Leave the past behind. Smile every day. Never wear underwear. I don’t know. Inspirational tweets are hard.
Was standing in my front yard last night and some neighborhood kids tried to deflate me.
ME: *grasping wife’s hand* omg he’s going to say his first words
WIFE: c’mon buddy you can do it
WAITER: can i get you two started with something to drink?
MY WIFE AND ME [excitedly]: d’awwwww
Sometimes I like to purchase every item on a person’s Amazon wish list for myself and then let them know I’m living their best life
[Safari hunt]
(Ok don’t tell them I’m an elephant)
*Adjusts hat and shades*
“Elephant?. Yes that way.”
*Points with trunk*
My girlfriend bought a bag from another woman on FB marketplace…she had me go pick it up and I wound up grabbing it from…the other woman’s boyfriend, whom she had dispatched to hand it over
Twitter is fun because you can tweet about hashbrowns and someone will say you are responsible for genocide.
The cure to missing someone is just remembering what an asshole they really were.

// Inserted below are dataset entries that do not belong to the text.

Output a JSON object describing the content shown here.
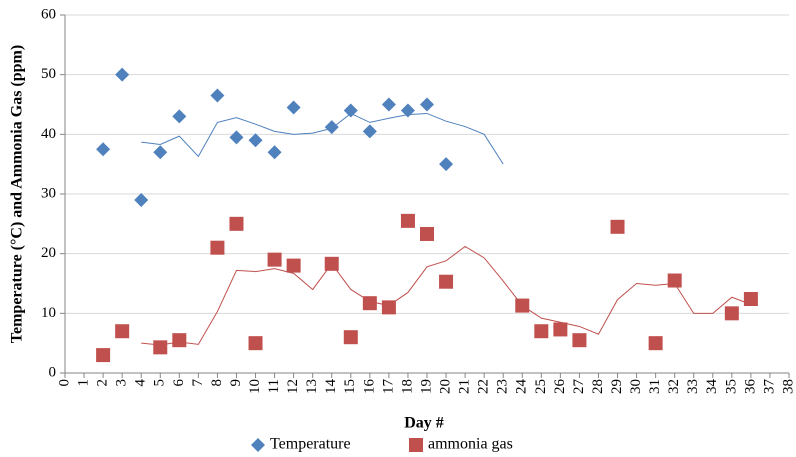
{
  "chart_data": {
    "type": "scatter",
    "xlabel": "Day #",
    "ylabel": "Temperature (°C) and Ammonia Gas (ppm)",
    "xlim": [
      0,
      38
    ],
    "ylim": [
      0,
      60
    ],
    "xticks": [
      0,
      1,
      2,
      3,
      4,
      5,
      6,
      7,
      8,
      9,
      10,
      11,
      12,
      13,
      14,
      15,
      16,
      17,
      18,
      19,
      20,
      21,
      22,
      23,
      24,
      25,
      26,
      27,
      28,
      29,
      30,
      31,
      32,
      33,
      34,
      35,
      36,
      37,
      38
    ],
    "yticks": [
      0,
      10,
      20,
      30,
      40,
      50,
      60
    ],
    "grid": true,
    "legend": "bottom",
    "series": [
      {
        "name": "Temperature",
        "color": "#4f81bd",
        "marker": "diamond",
        "x": [
          2,
          3,
          4,
          5,
          6,
          8,
          9,
          10,
          11,
          12,
          14,
          15,
          16,
          17,
          18,
          19,
          20
        ],
        "values": [
          37.5,
          50,
          29,
          37,
          43,
          46.5,
          39.5,
          39,
          37,
          44.5,
          41.2,
          44,
          40.5,
          45,
          44,
          45,
          35
        ]
      },
      {
        "name": "ammonia gas",
        "color": "#c0504d",
        "marker": "square",
        "x": [
          2,
          3,
          5,
          6,
          8,
          9,
          10,
          11,
          12,
          14,
          15,
          16,
          17,
          18,
          19,
          20,
          24,
          25,
          26,
          27,
          29,
          31,
          32,
          35,
          36
        ],
        "values": [
          3,
          7,
          4.3,
          5.5,
          21,
          25,
          5,
          19,
          18,
          18.3,
          6,
          11.7,
          11,
          25.5,
          23.3,
          15.3,
          11.3,
          7,
          7.3,
          5.5,
          24.5,
          5,
          15.5,
          10,
          12.4
        ]
      }
    ],
    "trendlines": [
      {
        "color": "#4f81bd",
        "x": [
          4,
          5,
          6,
          7,
          8,
          9,
          10,
          11,
          12,
          13,
          14,
          15,
          16,
          17,
          18,
          19,
          20,
          21,
          22,
          23
        ],
        "values": [
          38.7,
          38.3,
          39.7,
          36.3,
          42,
          42.8,
          41.7,
          40.5,
          40,
          40.2,
          41,
          43.5,
          42,
          42.7,
          43.3,
          43.5,
          42.2,
          41.3,
          40,
          35
        ]
      },
      {
        "color": "#c0504d",
        "x": [
          4,
          5,
          6,
          7,
          8,
          9,
          10,
          11,
          12,
          13,
          14,
          15,
          16,
          17,
          18,
          19,
          20,
          21,
          22,
          23,
          24,
          25,
          26,
          27,
          28,
          29,
          30,
          31,
          32,
          33,
          34,
          35,
          36
        ],
        "values": [
          5,
          4.7,
          5.2,
          4.8,
          10.3,
          17.2,
          17,
          17.5,
          16.7,
          14,
          18.3,
          14,
          12,
          11.3,
          13.5,
          17.8,
          18.8,
          21.2,
          19.3,
          15.4,
          11.3,
          9.2,
          8.5,
          7.8,
          6.5,
          12.3,
          15,
          14.7,
          15,
          10,
          10,
          12.7,
          11.5
        ]
      }
    ]
  }
}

My ex : “Explain yourself”
Me : “Yourself” is used reflexively as the direct or indirect object of a verb or as the object of a preposition
15yo: Mom, now that you have to do your own nails, maybe you shouldn’t do them at night…
ME: I didn’t!
15yo: when it’s dark …
ME: It was morning!
15yo: and cloudy…
ME: It was sunny!
15yo: when you’re tired…
ME: I just woke up!
15yo: while drinking…
ME: … fair.
Calling someone a “tough cookie” is not a compliment, tough cookies are literally the worst cookies
Engaged couples should register for two of everything so it’s easier to divide stuff when they divorce.
My wife took a bunch of my clothes to make a scarecrow today and seeing it come together I realized I dress like a scarecrow.
Is it still murder if they said, “Some other time,” but I thought they said smother time?